Quella di Denis Villeneuve è una Los Angeles fatta di luci evanescenti, di immagini illusorie e dominata da spazi indefiniti, dove ogni riferimento temporale sembra esser svanito, metropoli buia e piovosa dipinta di ferro e ruggine, luci ed ombre, oro e acciaio. La stessa Los Angeles desolante del capolavoro originale, con cui risulta doveroso il confronto.

Il regista, riconoscendo l’impossibilità di eguagliare la genialità di Ridley Scott, rivela che l’idea di “creare un sequel di Blade Runner è stata pura follia, un flirt con il disastro“.

Nata durante la post-produzione di Arrival, l’idea di Villeneuve era quella di esplorare l’universo plasmato dal suo predecessore, senza alterarne le principali caratteristiche. Dando vita a una nuova e unica creatura.

Avevo bisogno di essere circondato da maestri con cui avere conversazioni fertili, dinamiche.

Villeneuve è riuscito a portare a buon termine la complicata realizzazione di Blade Runner 2049, definita “l’impresa artistica più difficile” della sua vita, anche grazie all’aiuto dell’occhio esperto di Roger Deakins, candidato agli Oscar per la miglior fotografia.

Ho chiesto a Roger perché abbiamo gusti [in materia artistica] simili” ha detto il regista. “Abbiamo passato settimane in una stanza d’hotel, definendo quelle che sarebbero state le fondamenta del film“.

In un futuro malato, crudele e sbagliato, dominato da neon sfolgoranti, cartelloni pubblicitari iridescenti e ologrammi chimerici, Denis Villeneuve esamina disparate tematiche, adottando una retorica che rischia di risultare stucchevole.
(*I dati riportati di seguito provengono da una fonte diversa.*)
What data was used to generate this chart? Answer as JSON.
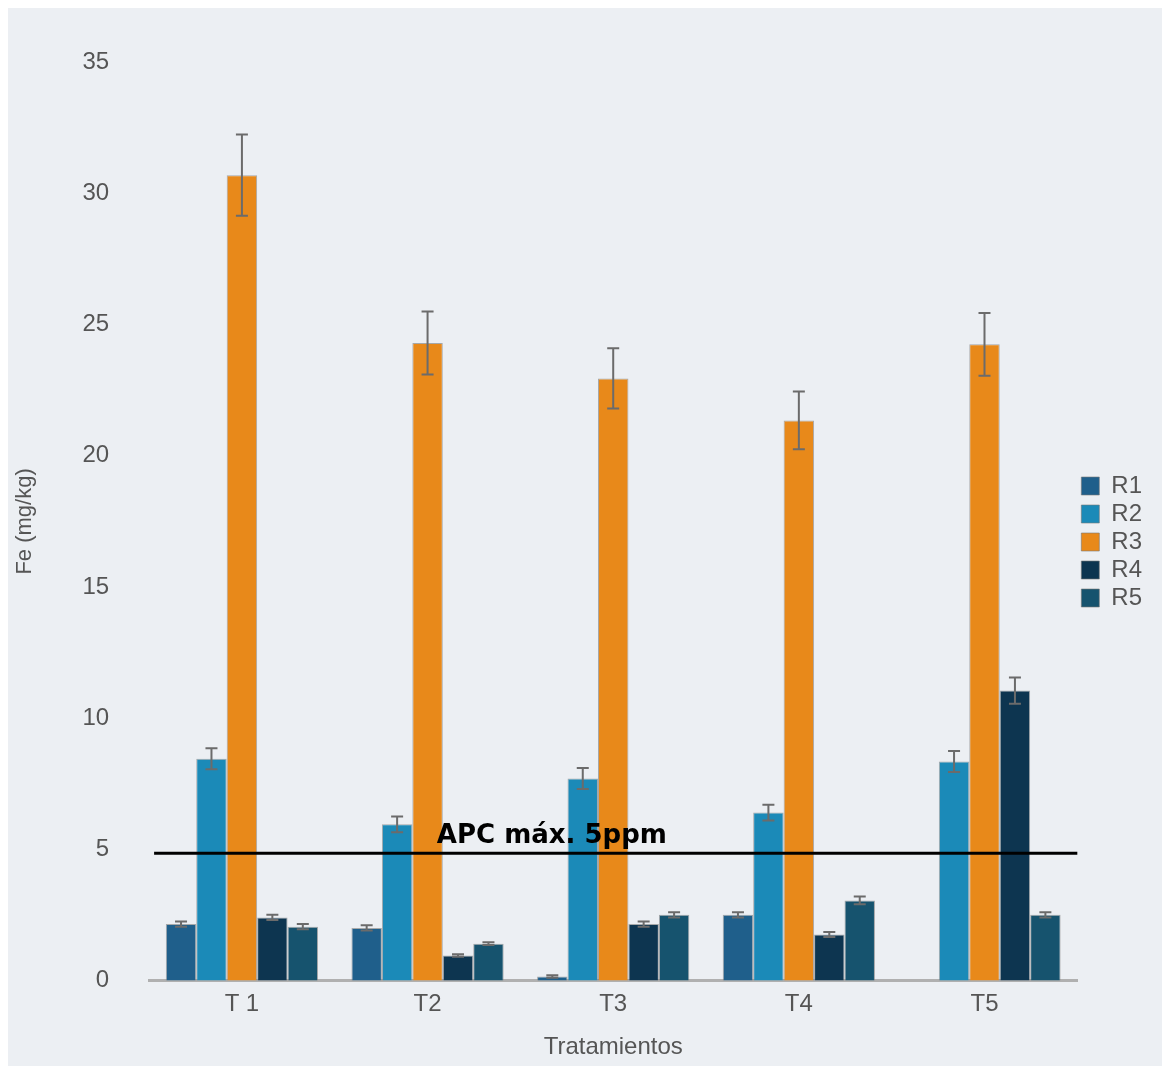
{
  "chart_data": {
    "type": "bar",
    "xlabel": "Tratamientos",
    "ylabel": "Fe (mg/kg)",
    "categories": [
      "T 1",
      "T2",
      "T3",
      "T4",
      "T5"
    ],
    "series": [
      {
        "name": "R1",
        "color": "#1f5f8b",
        "values": [
          2.15,
          2.0,
          0.15,
          2.5,
          null
        ],
        "errors": [
          0.1,
          0.1,
          0.05,
          0.1,
          null
        ]
      },
      {
        "name": "R2",
        "color": "#1b8ab8",
        "values": [
          8.45,
          5.95,
          7.7,
          6.4,
          8.35
        ],
        "errors": [
          0.4,
          0.3,
          0.4,
          0.3,
          0.4
        ]
      },
      {
        "name": "R3",
        "color": "#e8891a",
        "values": [
          30.7,
          24.3,
          22.95,
          21.35,
          24.25
        ],
        "errors": [
          1.55,
          1.2,
          1.15,
          1.1,
          1.2
        ]
      },
      {
        "name": "R4",
        "color": "#0d3550",
        "values": [
          2.4,
          0.95,
          2.15,
          1.75,
          11.05
        ],
        "errors": [
          0.1,
          0.05,
          0.1,
          0.1,
          0.5
        ]
      },
      {
        "name": "R5",
        "color": "#16536e",
        "values": [
          2.05,
          1.4,
          2.5,
          3.05,
          2.5
        ],
        "errors": [
          0.1,
          0.05,
          0.1,
          0.15,
          0.1
        ]
      }
    ],
    "ylim": [
      0,
      35
    ],
    "yticks": [
      0,
      5,
      10,
      15,
      20,
      25,
      30,
      35
    ],
    "grid": false,
    "legend": "right",
    "ref_lines": [
      {
        "axis": "y",
        "value": 4.85,
        "label": "APC máx. 5ppm",
        "color": "#000000"
      }
    ]
  }
}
Partendo dall’analisi di una relazione priva di relazione fino ad arrivare al tema della coscienza delle macchine, il regista si sofferma sui concetti di identità, futuro e libertà. La tematica che lo ha più affascinato, però, è sicuramente quella delle dinamiche della memoria.

Ho voluto mostrare quanto le nostre memorie ci determinano, ho voluto mostrare cosa siamo senza le nostre memorie e quanto la nostra umanità sia legata a queste“.

Da quanto emerge dall’intervista, Villeneuve è rimasto piacevolmente colpito non solo dal risultato finale della sua opera, ma anche dall’approvazione della critica. Riuscirà adesso ad ottenere le cinque statuette dorate tanto desiderate? Non ci resta che aspettare domenica.